Speaker
Description
Carbon burning is the third stage of stellar evolution, influencing the fate of both massive stars and low-mass stars in binary systems.
Stellar carbon burning primarily occurs through the 12C(12C, α)20Ne and 12C(12C, p)23Na reactions. While these reactions have been studied over a wide energy range, direct measurements below 2.1 MeV (the astrophysical range) are lacking. Indirect data, such as those from the Trojan Horse approach, are available at astrophysical energies but carry uncertainties in renormalization. Thus, direct measurements are crucial for stellar evolution models and interpreting indirect results.
Currently, the LUNA collaboration is conducting direct studies at the Bellotti ion beam facility in the Laboratori Nazionali del Gran Sasso (LNGS), Italy, using intense carbon beams with excellent energy resolution.
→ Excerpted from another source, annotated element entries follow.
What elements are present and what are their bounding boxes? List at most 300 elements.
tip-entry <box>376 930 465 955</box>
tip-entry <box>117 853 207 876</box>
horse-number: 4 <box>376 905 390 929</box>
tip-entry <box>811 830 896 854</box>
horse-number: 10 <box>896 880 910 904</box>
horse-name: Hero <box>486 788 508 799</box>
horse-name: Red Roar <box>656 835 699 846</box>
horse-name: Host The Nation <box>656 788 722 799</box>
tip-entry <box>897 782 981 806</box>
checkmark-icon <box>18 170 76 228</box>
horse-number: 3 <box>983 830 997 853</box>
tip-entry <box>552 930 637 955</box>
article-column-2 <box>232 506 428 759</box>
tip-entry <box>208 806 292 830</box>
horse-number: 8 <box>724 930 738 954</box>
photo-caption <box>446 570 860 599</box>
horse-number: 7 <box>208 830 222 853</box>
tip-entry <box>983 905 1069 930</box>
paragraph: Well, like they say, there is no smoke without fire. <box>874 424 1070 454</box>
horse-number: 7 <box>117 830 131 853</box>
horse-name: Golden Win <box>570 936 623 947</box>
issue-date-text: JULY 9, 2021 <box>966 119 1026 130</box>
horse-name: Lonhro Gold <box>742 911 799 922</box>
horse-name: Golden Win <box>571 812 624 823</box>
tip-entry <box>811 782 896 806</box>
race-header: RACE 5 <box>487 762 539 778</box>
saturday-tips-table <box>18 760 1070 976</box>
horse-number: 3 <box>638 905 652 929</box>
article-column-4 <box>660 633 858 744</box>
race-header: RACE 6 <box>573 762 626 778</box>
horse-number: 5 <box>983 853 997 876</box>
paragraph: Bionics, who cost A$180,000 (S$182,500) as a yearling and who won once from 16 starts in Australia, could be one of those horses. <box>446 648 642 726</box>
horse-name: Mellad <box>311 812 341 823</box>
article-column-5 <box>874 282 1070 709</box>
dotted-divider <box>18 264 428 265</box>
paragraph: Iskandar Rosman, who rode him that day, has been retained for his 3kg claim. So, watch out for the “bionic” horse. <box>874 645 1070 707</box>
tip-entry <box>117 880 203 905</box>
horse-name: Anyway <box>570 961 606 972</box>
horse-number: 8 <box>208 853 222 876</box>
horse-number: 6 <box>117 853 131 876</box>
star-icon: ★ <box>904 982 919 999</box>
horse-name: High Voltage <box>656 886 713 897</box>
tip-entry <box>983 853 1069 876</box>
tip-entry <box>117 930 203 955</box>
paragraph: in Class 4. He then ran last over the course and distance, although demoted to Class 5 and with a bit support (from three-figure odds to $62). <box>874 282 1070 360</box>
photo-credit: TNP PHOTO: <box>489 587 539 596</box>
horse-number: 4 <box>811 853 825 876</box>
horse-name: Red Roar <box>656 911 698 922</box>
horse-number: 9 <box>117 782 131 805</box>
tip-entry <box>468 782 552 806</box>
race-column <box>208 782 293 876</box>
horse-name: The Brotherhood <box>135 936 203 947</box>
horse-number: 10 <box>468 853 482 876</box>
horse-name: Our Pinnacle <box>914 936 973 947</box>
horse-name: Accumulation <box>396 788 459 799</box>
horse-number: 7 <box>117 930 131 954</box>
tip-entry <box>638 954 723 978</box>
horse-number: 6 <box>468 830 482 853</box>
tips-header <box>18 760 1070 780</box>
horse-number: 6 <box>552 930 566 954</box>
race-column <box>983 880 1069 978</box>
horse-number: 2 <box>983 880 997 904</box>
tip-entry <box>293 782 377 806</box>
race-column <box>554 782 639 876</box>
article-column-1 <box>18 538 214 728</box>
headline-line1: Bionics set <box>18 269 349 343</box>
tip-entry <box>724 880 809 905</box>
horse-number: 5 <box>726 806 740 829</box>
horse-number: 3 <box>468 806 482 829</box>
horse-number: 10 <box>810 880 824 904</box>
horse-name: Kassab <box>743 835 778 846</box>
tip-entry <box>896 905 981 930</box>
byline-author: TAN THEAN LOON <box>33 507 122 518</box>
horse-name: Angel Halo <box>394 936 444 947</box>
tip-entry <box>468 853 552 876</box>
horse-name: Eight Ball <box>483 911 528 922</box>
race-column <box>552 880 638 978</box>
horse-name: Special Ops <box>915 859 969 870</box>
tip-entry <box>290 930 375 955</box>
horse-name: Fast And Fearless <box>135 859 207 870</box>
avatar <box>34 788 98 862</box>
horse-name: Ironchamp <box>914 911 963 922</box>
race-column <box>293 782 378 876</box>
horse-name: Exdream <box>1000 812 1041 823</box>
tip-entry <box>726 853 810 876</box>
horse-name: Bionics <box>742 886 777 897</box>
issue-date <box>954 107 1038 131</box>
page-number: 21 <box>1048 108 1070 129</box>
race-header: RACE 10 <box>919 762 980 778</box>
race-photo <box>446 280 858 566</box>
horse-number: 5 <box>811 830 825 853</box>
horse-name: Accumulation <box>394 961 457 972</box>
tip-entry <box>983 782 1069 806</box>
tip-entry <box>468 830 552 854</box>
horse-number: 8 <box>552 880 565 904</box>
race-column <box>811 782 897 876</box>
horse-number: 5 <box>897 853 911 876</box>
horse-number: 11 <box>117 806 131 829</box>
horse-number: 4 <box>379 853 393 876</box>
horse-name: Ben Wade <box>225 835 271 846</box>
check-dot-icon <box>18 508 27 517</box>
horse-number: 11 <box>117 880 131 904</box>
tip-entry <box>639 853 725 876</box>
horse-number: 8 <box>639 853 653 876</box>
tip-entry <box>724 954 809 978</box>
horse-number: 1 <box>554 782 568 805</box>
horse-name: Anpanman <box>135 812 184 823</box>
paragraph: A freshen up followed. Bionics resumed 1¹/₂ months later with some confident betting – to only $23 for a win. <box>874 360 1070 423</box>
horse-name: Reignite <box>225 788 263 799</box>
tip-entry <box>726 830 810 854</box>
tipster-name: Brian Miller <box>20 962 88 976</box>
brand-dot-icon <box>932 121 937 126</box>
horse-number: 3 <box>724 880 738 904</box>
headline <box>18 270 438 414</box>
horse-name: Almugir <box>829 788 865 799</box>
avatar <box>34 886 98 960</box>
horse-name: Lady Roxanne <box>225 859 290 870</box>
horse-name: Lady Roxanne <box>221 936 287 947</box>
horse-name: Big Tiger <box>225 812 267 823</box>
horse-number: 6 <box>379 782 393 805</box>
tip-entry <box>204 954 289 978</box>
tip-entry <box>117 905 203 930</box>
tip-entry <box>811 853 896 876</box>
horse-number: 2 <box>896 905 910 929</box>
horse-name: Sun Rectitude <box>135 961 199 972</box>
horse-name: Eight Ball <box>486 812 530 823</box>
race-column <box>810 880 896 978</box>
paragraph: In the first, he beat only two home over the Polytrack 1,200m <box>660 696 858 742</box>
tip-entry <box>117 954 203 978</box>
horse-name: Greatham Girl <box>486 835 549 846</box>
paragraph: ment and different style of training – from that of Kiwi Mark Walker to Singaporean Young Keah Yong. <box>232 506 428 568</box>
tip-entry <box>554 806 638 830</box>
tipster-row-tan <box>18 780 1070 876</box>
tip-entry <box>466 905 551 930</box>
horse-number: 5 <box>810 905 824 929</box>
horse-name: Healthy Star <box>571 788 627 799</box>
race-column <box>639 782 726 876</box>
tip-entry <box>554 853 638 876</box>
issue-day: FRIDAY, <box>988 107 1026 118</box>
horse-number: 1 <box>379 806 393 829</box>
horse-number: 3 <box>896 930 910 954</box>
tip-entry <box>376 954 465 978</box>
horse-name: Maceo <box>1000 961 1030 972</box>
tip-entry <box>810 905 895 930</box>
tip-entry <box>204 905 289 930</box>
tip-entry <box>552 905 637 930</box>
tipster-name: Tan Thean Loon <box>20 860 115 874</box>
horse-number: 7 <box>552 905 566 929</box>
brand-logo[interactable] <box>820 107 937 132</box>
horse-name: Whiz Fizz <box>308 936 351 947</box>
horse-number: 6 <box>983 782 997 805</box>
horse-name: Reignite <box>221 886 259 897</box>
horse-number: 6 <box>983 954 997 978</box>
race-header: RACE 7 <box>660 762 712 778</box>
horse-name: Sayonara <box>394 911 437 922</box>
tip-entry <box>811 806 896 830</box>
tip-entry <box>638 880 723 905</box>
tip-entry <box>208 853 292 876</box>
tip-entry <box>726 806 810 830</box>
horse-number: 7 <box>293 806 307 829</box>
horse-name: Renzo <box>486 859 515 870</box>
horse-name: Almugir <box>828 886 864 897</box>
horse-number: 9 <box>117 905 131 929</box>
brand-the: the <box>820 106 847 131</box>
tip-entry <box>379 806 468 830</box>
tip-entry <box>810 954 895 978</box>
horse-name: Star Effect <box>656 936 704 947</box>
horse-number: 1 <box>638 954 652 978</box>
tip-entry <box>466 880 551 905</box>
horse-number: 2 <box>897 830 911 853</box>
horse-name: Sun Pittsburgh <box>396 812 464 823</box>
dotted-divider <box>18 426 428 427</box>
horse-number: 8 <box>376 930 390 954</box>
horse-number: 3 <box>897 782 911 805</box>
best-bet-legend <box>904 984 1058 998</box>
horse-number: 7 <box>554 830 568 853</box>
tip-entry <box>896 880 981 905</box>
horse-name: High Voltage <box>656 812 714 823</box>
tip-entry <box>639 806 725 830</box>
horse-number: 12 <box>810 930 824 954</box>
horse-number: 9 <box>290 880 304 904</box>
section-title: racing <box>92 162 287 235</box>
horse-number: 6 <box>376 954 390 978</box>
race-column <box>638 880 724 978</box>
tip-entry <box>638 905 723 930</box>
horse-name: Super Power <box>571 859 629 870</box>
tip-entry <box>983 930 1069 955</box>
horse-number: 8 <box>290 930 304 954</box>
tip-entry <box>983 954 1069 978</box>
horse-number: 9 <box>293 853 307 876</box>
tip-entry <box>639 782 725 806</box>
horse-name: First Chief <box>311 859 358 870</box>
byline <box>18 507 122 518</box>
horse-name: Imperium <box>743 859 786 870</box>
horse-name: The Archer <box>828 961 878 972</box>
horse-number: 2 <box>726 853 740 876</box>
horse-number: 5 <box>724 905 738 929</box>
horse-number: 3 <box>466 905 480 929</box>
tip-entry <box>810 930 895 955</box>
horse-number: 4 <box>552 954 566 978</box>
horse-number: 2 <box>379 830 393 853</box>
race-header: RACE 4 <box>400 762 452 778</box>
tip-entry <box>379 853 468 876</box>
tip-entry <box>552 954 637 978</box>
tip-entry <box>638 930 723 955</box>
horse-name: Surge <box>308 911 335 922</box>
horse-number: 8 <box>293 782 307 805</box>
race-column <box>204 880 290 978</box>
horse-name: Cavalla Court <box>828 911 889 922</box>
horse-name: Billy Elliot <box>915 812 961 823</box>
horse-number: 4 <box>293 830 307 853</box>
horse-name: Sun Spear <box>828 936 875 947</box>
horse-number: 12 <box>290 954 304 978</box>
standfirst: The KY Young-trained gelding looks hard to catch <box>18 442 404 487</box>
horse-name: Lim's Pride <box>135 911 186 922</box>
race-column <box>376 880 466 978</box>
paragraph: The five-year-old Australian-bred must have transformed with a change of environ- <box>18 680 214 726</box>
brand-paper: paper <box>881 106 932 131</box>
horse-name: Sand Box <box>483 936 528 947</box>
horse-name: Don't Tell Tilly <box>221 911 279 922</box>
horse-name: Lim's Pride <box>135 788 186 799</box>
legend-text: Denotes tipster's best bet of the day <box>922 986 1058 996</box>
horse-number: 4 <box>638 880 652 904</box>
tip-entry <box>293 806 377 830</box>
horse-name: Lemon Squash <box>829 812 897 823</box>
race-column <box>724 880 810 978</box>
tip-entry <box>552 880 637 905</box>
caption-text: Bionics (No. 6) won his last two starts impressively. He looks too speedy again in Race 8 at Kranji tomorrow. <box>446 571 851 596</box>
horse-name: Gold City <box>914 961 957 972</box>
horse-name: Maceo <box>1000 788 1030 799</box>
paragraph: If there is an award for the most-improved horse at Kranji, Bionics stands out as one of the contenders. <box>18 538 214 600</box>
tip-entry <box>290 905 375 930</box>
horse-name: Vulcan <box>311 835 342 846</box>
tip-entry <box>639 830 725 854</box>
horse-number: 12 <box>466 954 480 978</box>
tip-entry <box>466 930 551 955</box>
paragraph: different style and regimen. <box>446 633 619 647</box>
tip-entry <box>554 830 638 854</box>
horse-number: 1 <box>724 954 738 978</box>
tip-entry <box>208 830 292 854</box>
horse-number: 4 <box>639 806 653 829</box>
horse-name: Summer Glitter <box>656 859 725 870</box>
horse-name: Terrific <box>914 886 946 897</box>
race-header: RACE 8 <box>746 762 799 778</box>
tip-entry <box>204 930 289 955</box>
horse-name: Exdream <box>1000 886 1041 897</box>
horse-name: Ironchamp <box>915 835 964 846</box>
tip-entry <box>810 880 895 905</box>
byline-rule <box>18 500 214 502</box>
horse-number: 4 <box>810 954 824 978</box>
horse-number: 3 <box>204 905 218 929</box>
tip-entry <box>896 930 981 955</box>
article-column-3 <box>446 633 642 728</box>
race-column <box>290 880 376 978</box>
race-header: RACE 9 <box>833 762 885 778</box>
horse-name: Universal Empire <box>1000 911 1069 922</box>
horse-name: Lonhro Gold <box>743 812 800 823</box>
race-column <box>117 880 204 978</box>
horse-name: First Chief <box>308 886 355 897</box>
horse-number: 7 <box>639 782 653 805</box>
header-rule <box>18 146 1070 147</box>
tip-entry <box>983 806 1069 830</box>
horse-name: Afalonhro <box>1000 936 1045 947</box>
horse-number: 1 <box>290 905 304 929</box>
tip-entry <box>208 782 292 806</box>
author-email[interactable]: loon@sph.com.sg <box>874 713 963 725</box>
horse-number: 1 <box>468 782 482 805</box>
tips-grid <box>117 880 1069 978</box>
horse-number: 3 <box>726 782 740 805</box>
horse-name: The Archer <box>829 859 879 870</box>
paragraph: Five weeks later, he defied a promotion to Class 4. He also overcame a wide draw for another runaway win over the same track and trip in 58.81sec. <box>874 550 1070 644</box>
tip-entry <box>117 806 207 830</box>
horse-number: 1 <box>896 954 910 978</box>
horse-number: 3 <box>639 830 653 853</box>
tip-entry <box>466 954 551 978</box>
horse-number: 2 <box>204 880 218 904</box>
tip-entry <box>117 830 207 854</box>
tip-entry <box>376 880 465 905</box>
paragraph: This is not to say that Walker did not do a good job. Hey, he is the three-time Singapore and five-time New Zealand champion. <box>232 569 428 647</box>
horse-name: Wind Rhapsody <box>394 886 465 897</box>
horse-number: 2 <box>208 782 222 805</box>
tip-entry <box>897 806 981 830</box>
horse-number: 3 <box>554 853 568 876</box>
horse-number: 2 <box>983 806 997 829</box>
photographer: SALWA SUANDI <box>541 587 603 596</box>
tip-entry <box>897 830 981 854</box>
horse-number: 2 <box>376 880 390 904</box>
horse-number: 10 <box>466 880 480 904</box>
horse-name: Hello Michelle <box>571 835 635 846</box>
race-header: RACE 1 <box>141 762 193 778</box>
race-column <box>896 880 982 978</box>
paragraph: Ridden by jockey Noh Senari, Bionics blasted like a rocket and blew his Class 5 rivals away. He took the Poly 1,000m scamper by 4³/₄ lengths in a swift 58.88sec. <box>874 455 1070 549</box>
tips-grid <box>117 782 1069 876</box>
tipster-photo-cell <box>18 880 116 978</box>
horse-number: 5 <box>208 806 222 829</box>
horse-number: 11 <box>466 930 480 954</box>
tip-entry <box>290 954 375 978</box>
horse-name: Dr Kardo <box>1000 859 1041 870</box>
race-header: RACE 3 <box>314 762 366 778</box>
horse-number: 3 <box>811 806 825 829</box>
The goal is to directly measure the 12C+12C cross-section at astrophysical energies using γ-ray spectroscopy. The detection setup includes NaI scintillators surrounding a 150% HPGe detector ensuring high efficiency and preserving HPGe resolution (1.2 keV at 1.33 MeV). The NaI array also acts as a veto for background radiation. The detectors are shielded with 2 cm of copper and 25 cm of lead to reduce environmental background by over two orders of magnitude.
This setup will achieve unprecedented sensitivity, with an expected background four orders of magnitude lower than previous direct measurements at low energies. It will also allow exploration of the 24Mg level density through de-excitation of 20Ne and 23Na nuclei, potentially revealing cluster structures in the 24Mg nucleus. In particular, we will focus on the 1.5-3.5 MeV energy range (15.44 MeV to 17.94 MeV in the Q-value window), where cluster states might influence the 12C+12C reaction rate.
I will present recent developments in the setup, including simulations and detailed characterization of the HPGe detector’s active volume, as well as preliminary results from beam-on-target tests for target characterization, detector efficiency, and 12C+12C measurements at higher energies (Ep > 2 MeV).